Dear Annie: I’m a senior in high school. I have been dating “Brianna” for 10 months. She graduated last year and attended a community college, but really had no ambition or motivation to be there. We spent last summer together, and I honestly fell in love with her.

Here’s the problem. I’ve been accepted to many colleges out of town. It’s always been my dream to go away to school. I told Brianna it wouldn’t be fair to either of us to stay together while I am away, but I want us to be together as much as possible until then. Ever since I mentioned this to Brianna, however, things haven’t been the same. We’ve been arguing a lot.
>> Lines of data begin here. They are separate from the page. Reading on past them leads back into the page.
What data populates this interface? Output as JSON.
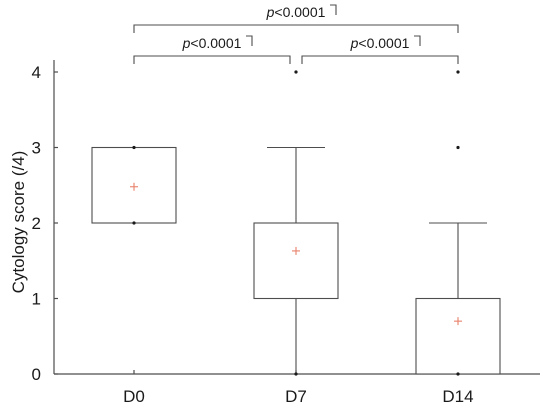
{
  "chart_data": {
    "type": "box",
    "title": "",
    "xlabel": "",
    "ylabel": "Cytology score (/4)",
    "ylim": [
      0,
      4
    ],
    "yticks": [
      0,
      1,
      2,
      3,
      4
    ],
    "categories": [
      "D0",
      "D7",
      "D14"
    ],
    "boxes": [
      {
        "category": "D0",
        "q1": 2,
        "median": 3,
        "q3": 3,
        "whisker_low": 2,
        "whisker_high": 3,
        "mean": 2.48,
        "outliers": [
          2,
          3
        ]
      },
      {
        "category": "D7",
        "q1": 1,
        "median": 2,
        "q3": 2,
        "whisker_low": 0,
        "whisker_high": 3,
        "mean": 1.63,
        "outliers": [
          0,
          4
        ]
      },
      {
        "category": "D14",
        "q1": 0,
        "median": 0,
        "q3": 1,
        "whisker_low": 0,
        "whisker_high": 2,
        "mean": 0.7,
        "outliers": [
          0,
          3,
          4
        ]
      }
    ],
    "comparisons": [
      {
        "from": "D0",
        "to": "D7",
        "p_symbol": "p",
        "p_value": "<0.0001"
      },
      {
        "from": "D7",
        "to": "D14",
        "p_symbol": "p",
        "p_value": "<0.0001"
      },
      {
        "from": "D0",
        "to": "D14",
        "p_symbol": "p",
        "p_value": "<0.0001"
      }
    ],
    "mean_marker_color": "#e8806a",
    "box_color": "#4d4d4d",
    "grid": false
  }
}
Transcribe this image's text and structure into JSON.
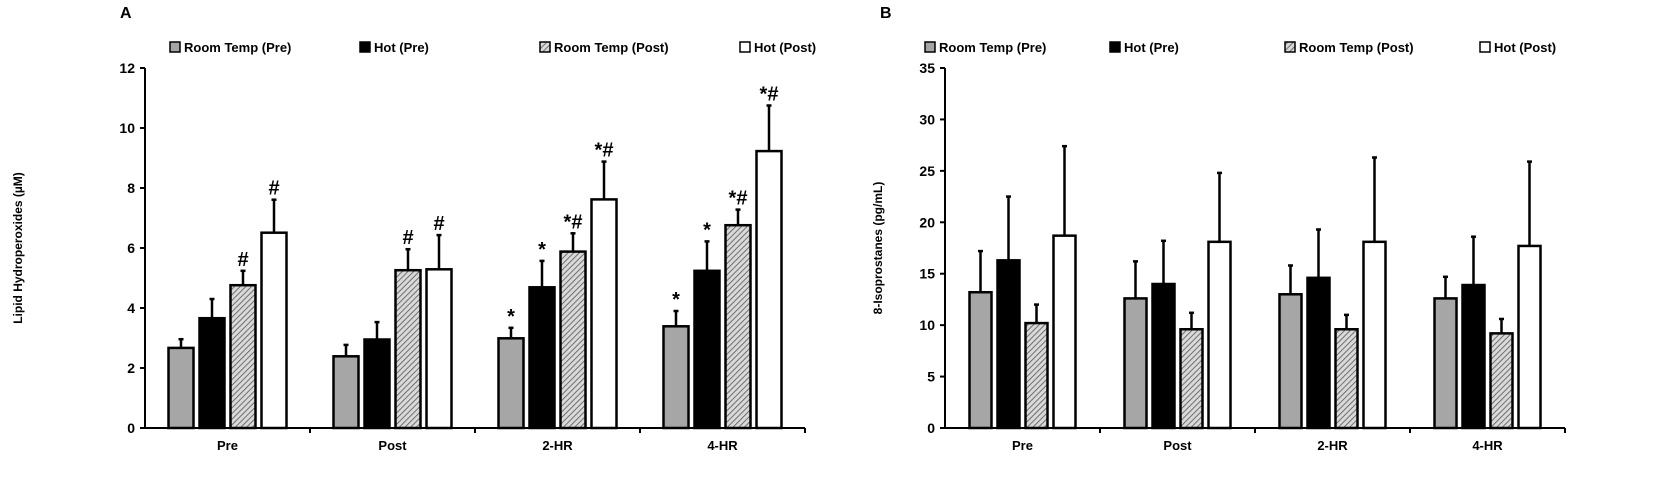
{
  "colors": {
    "room_temp_pre": "#a6a6a6",
    "hot_pre": "#000000",
    "room_temp_post": "hatched-gray",
    "hot_post": "#ffffff"
  },
  "chart_data": [
    {
      "type": "bar",
      "panel_label": "A",
      "ylabel": "Lipid Hydroperoxides (µM)",
      "ylim": [
        0,
        12
      ],
      "yticks": [
        0,
        2,
        4,
        6,
        8,
        10,
        12
      ],
      "categories": [
        "Pre",
        "Post",
        "2-HR",
        "4-HR"
      ],
      "legend_position": "top",
      "grid": false,
      "series": [
        {
          "name": "Room Temp (Pre)",
          "values": [
            2.67,
            2.39,
            2.99,
            3.39
          ],
          "error_upper": [
            2.96,
            2.77,
            3.34,
            3.9
          ],
          "annotations": [
            "",
            "",
            "*",
            "*"
          ]
        },
        {
          "name": "Hot (Pre)",
          "values": [
            3.66,
            2.95,
            4.69,
            5.24
          ],
          "error_upper": [
            4.3,
            3.53,
            5.57,
            6.22
          ],
          "annotations": [
            "",
            "",
            "*",
            "*"
          ]
        },
        {
          "name": "Room Temp (Post)",
          "values": [
            4.76,
            5.26,
            5.88,
            6.76
          ],
          "error_upper": [
            5.24,
            5.96,
            6.49,
            7.28
          ],
          "annotations": [
            "#",
            "#",
            "*#",
            "*#"
          ]
        },
        {
          "name": "Hot (Post)",
          "values": [
            6.51,
            5.29,
            7.62,
            9.23
          ],
          "error_upper": [
            7.61,
            6.43,
            8.88,
            10.75
          ],
          "annotations": [
            "#",
            "#",
            "*#",
            "*#"
          ]
        }
      ]
    },
    {
      "type": "bar",
      "panel_label": "B",
      "ylabel": "8-Isoprostanes (pg/mL)",
      "ylim": [
        0,
        35
      ],
      "yticks": [
        0,
        5,
        10,
        15,
        20,
        25,
        30,
        35
      ],
      "categories": [
        "Pre",
        "Post",
        "2-HR",
        "4-HR"
      ],
      "legend_position": "top",
      "grid": false,
      "series": [
        {
          "name": "Room Temp (Pre)",
          "values": [
            13.2,
            12.6,
            13.0,
            12.6
          ],
          "error_upper": [
            17.2,
            16.2,
            15.8,
            14.7
          ],
          "annotations": [
            "",
            "",
            "",
            ""
          ]
        },
        {
          "name": "Hot (Pre)",
          "values": [
            16.3,
            14.0,
            14.6,
            13.9
          ],
          "error_upper": [
            22.5,
            18.2,
            19.3,
            18.6
          ],
          "annotations": [
            "",
            "",
            "",
            ""
          ]
        },
        {
          "name": "Room Temp (Post)",
          "values": [
            10.2,
            9.6,
            9.6,
            9.2
          ],
          "error_upper": [
            12.0,
            11.2,
            11.0,
            10.6
          ],
          "annotations": [
            "",
            "",
            "",
            ""
          ]
        },
        {
          "name": "Hot (Post)",
          "values": [
            18.7,
            18.1,
            18.1,
            17.7
          ],
          "error_upper": [
            27.4,
            24.8,
            26.3,
            25.9
          ],
          "annotations": [
            "",
            "",
            "",
            ""
          ]
        }
      ]
    }
  ]
}
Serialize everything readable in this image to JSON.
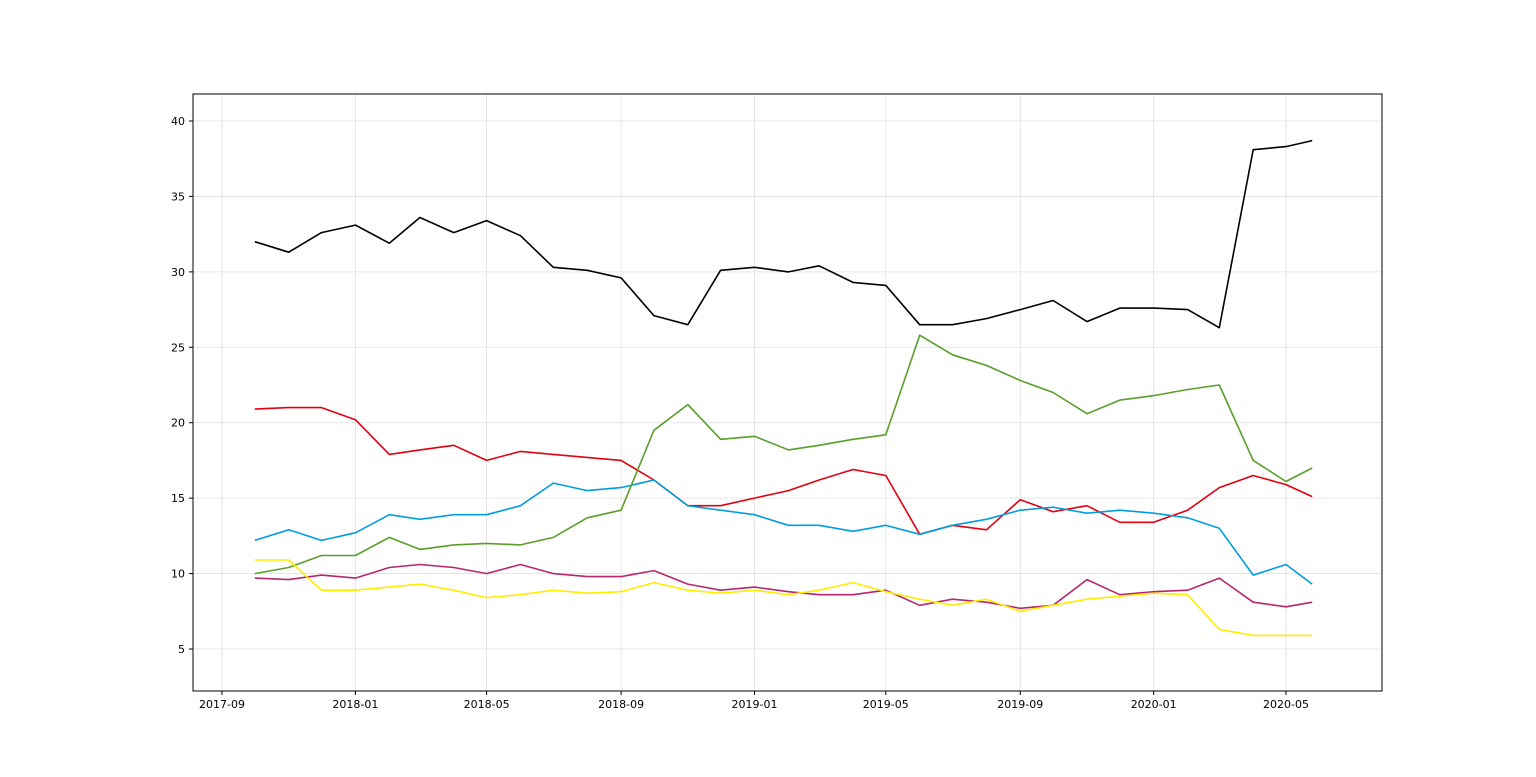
{
  "chart_data": {
    "type": "line",
    "title": "",
    "xlabel": "",
    "ylabel": "",
    "grid": true,
    "xlim": [
      "2017-08-15",
      "2020-07-01"
    ],
    "ylim": [
      2.3,
      41.8
    ],
    "x_ticks": [
      "2017-09",
      "2018-01",
      "2018-05",
      "2018-09",
      "2019-01",
      "2019-05",
      "2019-09",
      "2020-01",
      "2020-05"
    ],
    "y_ticks": [
      5,
      10,
      15,
      20,
      25,
      30,
      35,
      40
    ],
    "x": [
      "2017-10-01",
      "2017-11-01",
      "2017-12-01",
      "2018-01-01",
      "2018-02-01",
      "2018-03-01",
      "2018-04-01",
      "2018-05-01",
      "2018-06-01",
      "2018-07-01",
      "2018-08-01",
      "2018-09-01",
      "2018-10-01",
      "2018-11-01",
      "2018-12-01",
      "2019-01-01",
      "2019-02-01",
      "2019-03-01",
      "2019-04-01",
      "2019-05-01",
      "2019-06-01",
      "2019-07-01",
      "2019-08-01",
      "2019-09-01",
      "2019-10-01",
      "2019-11-01",
      "2019-12-01",
      "2020-01-01",
      "2020-02-01",
      "2020-03-01",
      "2020-04-01",
      "2020-05-01",
      "2020-05-25"
    ],
    "series": [
      {
        "color": "#000000",
        "values": [
          32.0,
          31.3,
          32.6,
          33.1,
          31.9,
          33.6,
          32.6,
          33.4,
          32.4,
          30.3,
          30.1,
          29.6,
          27.1,
          26.5,
          30.1,
          30.3,
          30.0,
          30.4,
          29.3,
          29.1,
          26.5,
          26.5,
          26.9,
          27.5,
          28.1,
          26.7,
          27.6,
          27.6,
          27.5,
          26.3,
          38.1,
          38.3,
          38.7
        ]
      },
      {
        "color": "#e3000f",
        "values": [
          20.9,
          21.0,
          21.0,
          20.2,
          17.9,
          18.2,
          18.5,
          17.5,
          18.1,
          17.9,
          17.7,
          17.5,
          16.2,
          14.5,
          14.5,
          15.0,
          15.5,
          16.2,
          16.9,
          16.5,
          12.6,
          13.2,
          12.9,
          14.9,
          14.1,
          14.5,
          13.4,
          13.4,
          14.2,
          15.7,
          16.5,
          15.9,
          15.1
        ]
      },
      {
        "color": "#009ee0",
        "values": [
          12.2,
          12.9,
          12.2,
          12.7,
          13.9,
          13.6,
          13.9,
          13.9,
          14.5,
          16.0,
          15.5,
          15.7,
          16.2,
          14.5,
          14.2,
          13.9,
          13.2,
          13.2,
          12.8,
          13.2,
          12.6,
          13.2,
          13.6,
          14.2,
          14.4,
          14.0,
          14.2,
          14.0,
          13.7,
          13.0,
          9.9,
          10.6,
          9.3
        ]
      },
      {
        "color": "#5a9e2a",
        "values": [
          10.0,
          10.4,
          11.2,
          11.2,
          12.4,
          11.6,
          11.9,
          12.0,
          11.9,
          12.4,
          13.7,
          14.2,
          19.5,
          21.2,
          18.9,
          19.1,
          18.2,
          18.5,
          18.9,
          19.2,
          25.8,
          24.5,
          23.8,
          22.8,
          22.0,
          20.6,
          21.5,
          21.8,
          22.2,
          22.5,
          17.5,
          16.1,
          17.0
        ]
      },
      {
        "color": "#b5276f",
        "values": [
          9.7,
          9.6,
          9.9,
          9.7,
          10.4,
          10.6,
          10.4,
          10.0,
          10.6,
          10.0,
          9.8,
          9.8,
          10.2,
          9.3,
          8.9,
          9.1,
          8.8,
          8.6,
          8.6,
          8.9,
          7.9,
          8.3,
          8.1,
          7.7,
          7.9,
          9.6,
          8.6,
          8.8,
          8.9,
          9.7,
          8.1,
          7.8,
          8.1
        ]
      },
      {
        "color": "#ffed00",
        "values": [
          10.9,
          10.9,
          8.9,
          8.9,
          9.1,
          9.3,
          8.9,
          8.4,
          8.6,
          8.9,
          8.7,
          8.8,
          9.4,
          8.9,
          8.7,
          8.9,
          8.6,
          8.9,
          9.4,
          8.8,
          8.3,
          7.9,
          8.3,
          7.5,
          7.9,
          8.3,
          8.5,
          8.7,
          8.6,
          6.3,
          5.9,
          5.9,
          5.9
        ]
      }
    ]
  }
}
Brianna’s dad left when she was 12, and she’s still crushed by it. She doesn’t get along well with her family and tells me I’m all she has.

She says when I go away to school, I’ll be leaving her just like everybody else.

Now I feel nothing but guilt when I think about college.

I want us to enjoy our time together as much as possible. I want Brianna to be my date for my senior prom, but I don’t want her to think I’m simply using her. It’s not true.

She is the only person I want by myside.

Annie, do you think it’s fair that we’re staying together now even though we’re most likely breaking up when I leave for college? I want the full college experience, and I know a long-distance relationsh­ip will be miserable, because Brianna and I argue constantly via text messages when we’re only 10 minutes away. Have I made the right decision? College Bound and Confused

Dear College Bound: Whether you stay together until the end of the summer is up to Brianna, too. If she can handle it, wishing you well, it’s a solid idea, and you can plan to see each other over winter break. But if Brianna feels you’re abandoning her, she may try to hold you hostage emotionall­y, pressuring you to alter your plans.

That will only create resentment all around.

Talk to Brianna and ask what she wants to do, but be firm about your future.